ELT needs more creativity, and coursebooks are failing to deliver. So when did things like task-based learning fall off ELT publishing's desks? Image: maven
Well, perhaps TBL and TBLT (Task-based Language Teaching) never really arrived on ELT publishing's desk to start with, or it did and was misunderstood, or disregarded on account of a perception that it couldn't play nicely with the need for all things to be scripted and scultped into the all-pervasive present--practice--produce model publishers assume teachers worldwide are craving.
There is also, in my opinion, a limited understanding or perception of TBL/TBLT based on what I call the "classic" model mostly seen through Jane Willis' publications on the topic. The process or "cycle" generally advocated by Willis, however pedagogically sound, strikes me as being too limited and too (un)predictable. But I don't think it was/is Willis' intention to portray TBL/TBLT as a single or strict sequence, a sort of "set piece" around which the approach could only genuinely be interpreted as being viable or valid. We can focus more on the central idea of tasks -- actually doing and making things -- and adapt the delivery model in a variety of ways.
In any case, publishers and their authors tell us that times are changing (albeit slowly) and there is more room now for more innovation in coursebook approaches. I'm not convinced. Yet.
Task-based Learning/Language Teaching has been around for a long time now. It's hardly a "new" innovation. There have of course been the doubters, but for the most part our high profile movers and shakers are generally willing to sing its praises.
So where the heck are the coursebooks??? Task-based Learning coursebooks?
The brilliant Widgets, published in 2007, was -- to my knowledge -- the only genuinely task-based coursebook produced by any of the major ELT publishers. It suffered, however, from extremely limp-wristed marketing efforts, and uptake was also no doubt inhibited by the fact that only one book, supposedly covering everything from Intermediate upwards, was actually produced and distributed. The publisher's marketing people informed me at various points (when I got on their cases about what I felt was a genuinely ground-breaking and phenomenally useful coursebook) that Widgets was "ahead of its time" (uttered in that tone that has echoes of "it's too hard to market with minimal effort" behind it).
Well, fair enough, perhaps Widgets (and any other genuinely Task-based coursebook approach) was a little too ahead of its time in the mid-noughties.
We're not in the noughties now. It's 2011, folks.
Is Task-based Learning still too ahead of its time now, or has it been (in my opinion, grossly unfairly) left on a scrap heap of "couldabeens" beside ELT publishing's relentless march of control over the methodologies used in classrooms?
A high-profile person in ELT has recently been encouraging me to think about task-based learning in a much more thorough sense. Part of those deliberations has also brought me around to a particular view -- and one that I happen to share with Marcos Benevides (co-author of Widgets) -- that among the criteria for good task-based lessons, thematic sequences of tasks are not only desirable, but perhaps even essential (see Marcos' excellent article on Lindsay Clandfield's Six Things blog: Six Things all language teachers should know about tasks).

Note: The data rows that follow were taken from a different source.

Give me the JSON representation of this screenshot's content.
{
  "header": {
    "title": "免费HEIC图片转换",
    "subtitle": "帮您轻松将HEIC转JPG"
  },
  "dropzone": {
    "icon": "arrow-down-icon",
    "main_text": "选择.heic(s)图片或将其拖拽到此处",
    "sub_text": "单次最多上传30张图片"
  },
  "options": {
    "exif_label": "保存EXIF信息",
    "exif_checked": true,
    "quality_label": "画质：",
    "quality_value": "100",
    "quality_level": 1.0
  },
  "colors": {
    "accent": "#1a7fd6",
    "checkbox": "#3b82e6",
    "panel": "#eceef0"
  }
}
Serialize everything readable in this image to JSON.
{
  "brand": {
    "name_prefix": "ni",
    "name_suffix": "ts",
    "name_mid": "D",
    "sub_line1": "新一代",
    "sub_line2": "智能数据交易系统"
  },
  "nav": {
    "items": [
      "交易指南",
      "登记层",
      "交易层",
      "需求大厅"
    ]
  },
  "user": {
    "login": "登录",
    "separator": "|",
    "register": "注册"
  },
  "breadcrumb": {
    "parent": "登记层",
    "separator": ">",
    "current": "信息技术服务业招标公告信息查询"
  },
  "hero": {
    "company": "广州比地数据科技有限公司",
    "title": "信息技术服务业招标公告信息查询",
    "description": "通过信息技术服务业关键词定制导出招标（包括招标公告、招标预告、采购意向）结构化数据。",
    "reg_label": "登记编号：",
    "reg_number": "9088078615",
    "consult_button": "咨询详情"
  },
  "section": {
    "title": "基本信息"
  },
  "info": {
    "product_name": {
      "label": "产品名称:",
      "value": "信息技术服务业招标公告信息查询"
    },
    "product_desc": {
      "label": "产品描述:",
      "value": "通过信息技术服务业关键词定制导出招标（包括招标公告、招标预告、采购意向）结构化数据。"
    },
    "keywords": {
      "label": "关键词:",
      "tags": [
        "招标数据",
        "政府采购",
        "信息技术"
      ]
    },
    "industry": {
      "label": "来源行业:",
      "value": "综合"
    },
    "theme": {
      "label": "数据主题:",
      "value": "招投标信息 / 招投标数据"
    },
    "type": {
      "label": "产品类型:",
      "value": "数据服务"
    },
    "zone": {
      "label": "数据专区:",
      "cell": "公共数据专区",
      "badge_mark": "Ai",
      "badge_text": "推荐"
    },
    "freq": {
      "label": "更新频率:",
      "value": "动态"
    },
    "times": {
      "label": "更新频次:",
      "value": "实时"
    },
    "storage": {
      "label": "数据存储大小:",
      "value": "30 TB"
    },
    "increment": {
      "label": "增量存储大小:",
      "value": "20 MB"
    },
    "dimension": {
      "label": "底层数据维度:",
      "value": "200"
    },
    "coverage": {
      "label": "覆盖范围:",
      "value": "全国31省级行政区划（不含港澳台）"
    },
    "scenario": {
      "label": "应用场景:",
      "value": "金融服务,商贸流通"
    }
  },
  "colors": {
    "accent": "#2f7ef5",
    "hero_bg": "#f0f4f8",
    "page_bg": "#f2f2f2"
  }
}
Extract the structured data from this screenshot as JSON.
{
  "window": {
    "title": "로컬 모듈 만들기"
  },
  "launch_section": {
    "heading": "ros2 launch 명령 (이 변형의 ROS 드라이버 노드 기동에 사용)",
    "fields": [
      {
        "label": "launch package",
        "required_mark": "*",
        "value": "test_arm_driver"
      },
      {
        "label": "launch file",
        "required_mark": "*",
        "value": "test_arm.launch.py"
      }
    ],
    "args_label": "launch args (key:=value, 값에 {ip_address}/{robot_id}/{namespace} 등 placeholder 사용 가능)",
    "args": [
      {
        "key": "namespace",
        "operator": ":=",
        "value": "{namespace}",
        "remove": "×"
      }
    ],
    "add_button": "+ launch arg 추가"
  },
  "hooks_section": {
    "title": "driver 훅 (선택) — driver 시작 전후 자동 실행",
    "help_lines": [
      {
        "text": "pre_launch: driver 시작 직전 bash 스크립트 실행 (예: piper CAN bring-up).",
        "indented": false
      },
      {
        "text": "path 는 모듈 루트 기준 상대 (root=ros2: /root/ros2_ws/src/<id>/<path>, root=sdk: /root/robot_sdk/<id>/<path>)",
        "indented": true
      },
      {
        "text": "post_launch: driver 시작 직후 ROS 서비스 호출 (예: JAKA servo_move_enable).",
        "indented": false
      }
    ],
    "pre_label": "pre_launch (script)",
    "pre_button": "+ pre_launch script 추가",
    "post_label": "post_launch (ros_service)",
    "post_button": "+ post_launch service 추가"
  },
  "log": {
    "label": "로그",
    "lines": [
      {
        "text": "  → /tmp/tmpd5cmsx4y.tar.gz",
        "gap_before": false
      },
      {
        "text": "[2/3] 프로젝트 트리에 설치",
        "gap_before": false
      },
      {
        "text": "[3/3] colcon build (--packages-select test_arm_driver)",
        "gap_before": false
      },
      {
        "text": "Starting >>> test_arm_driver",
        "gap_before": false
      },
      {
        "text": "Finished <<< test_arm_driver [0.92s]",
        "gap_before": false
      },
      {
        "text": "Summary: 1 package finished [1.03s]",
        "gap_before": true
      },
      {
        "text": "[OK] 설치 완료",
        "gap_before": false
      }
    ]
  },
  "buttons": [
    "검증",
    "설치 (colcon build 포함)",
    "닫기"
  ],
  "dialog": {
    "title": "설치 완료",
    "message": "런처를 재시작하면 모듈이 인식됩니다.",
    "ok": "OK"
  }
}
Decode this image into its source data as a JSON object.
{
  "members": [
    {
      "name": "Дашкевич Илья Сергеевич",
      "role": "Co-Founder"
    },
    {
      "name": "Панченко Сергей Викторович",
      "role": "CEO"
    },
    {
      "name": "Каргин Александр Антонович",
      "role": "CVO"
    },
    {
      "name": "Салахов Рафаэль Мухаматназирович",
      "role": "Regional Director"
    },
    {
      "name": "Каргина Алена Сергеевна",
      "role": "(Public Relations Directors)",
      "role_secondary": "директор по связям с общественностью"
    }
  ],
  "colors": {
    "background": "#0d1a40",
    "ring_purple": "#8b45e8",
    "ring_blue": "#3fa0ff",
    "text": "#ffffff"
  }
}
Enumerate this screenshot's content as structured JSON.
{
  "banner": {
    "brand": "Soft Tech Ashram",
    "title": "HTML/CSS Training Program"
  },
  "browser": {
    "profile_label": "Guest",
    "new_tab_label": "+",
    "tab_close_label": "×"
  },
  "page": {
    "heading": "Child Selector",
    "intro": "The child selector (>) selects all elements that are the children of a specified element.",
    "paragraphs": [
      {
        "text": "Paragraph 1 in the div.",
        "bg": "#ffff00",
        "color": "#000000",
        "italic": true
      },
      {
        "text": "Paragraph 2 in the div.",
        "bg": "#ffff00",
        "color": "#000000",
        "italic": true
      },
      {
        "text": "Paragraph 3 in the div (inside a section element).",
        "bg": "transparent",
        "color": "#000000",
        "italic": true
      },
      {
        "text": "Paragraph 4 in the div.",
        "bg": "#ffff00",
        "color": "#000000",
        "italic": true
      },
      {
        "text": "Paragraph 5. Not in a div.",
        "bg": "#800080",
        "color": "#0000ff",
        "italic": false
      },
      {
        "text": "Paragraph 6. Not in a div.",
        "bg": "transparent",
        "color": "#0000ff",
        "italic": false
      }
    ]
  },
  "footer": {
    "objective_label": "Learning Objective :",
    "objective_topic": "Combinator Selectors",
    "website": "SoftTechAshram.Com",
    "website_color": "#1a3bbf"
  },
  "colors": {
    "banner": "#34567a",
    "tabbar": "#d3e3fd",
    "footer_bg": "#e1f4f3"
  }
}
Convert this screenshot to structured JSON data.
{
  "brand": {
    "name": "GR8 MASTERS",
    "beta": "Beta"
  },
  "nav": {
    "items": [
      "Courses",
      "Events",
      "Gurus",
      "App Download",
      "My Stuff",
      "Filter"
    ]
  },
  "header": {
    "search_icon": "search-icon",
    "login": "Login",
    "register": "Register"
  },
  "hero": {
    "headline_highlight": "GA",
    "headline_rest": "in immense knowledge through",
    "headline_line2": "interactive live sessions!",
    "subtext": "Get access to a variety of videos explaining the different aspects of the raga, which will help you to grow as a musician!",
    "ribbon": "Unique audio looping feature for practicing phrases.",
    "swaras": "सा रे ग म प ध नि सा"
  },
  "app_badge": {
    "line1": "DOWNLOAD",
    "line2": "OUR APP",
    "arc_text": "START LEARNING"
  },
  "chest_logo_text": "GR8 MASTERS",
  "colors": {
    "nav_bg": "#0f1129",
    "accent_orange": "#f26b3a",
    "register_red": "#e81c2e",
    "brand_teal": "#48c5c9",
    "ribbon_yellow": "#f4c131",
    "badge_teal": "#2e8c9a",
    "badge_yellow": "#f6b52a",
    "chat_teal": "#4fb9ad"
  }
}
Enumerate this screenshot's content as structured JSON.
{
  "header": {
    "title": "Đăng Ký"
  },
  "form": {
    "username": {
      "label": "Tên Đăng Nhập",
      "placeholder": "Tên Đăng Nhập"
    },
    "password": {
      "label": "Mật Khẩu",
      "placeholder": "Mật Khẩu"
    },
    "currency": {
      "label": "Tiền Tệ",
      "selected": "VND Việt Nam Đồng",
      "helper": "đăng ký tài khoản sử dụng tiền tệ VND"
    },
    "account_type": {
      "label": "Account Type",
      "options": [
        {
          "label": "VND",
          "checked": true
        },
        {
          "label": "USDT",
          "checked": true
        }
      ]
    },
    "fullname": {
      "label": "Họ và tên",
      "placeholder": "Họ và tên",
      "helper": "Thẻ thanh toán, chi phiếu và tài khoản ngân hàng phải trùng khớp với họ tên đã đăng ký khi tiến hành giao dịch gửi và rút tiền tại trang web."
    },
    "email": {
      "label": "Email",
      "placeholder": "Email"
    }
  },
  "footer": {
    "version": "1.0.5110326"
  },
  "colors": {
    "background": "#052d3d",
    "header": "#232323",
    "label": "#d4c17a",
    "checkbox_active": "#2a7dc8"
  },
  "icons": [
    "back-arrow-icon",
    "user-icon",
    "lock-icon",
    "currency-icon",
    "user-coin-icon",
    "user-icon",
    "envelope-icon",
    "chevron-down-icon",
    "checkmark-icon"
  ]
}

My point here, I guess, is to say that beyond the "ahead of its time" issue, when you view, gather and deliver tasks in particular ways, they not only suit coursebook delivery -- they make for excellent coursebooks!
Coursebooks that even manage to include most of those market-friendly applications like topics, units, texts, a pre-set grammar syllabus (albeit one mainly for reference and comparative application alongside learners' emergent language), and clearly defined skills within an integrated framework...
So I ask you again, ELT publishers (nicely, of course, but perhaps you could jot this down as a challenge to think about for a new year or even new decade):
Where are our task-based coursebooks?
Some of us who were (told we were) ahead of our time think now is the time to give this another round of (more serious) consideration.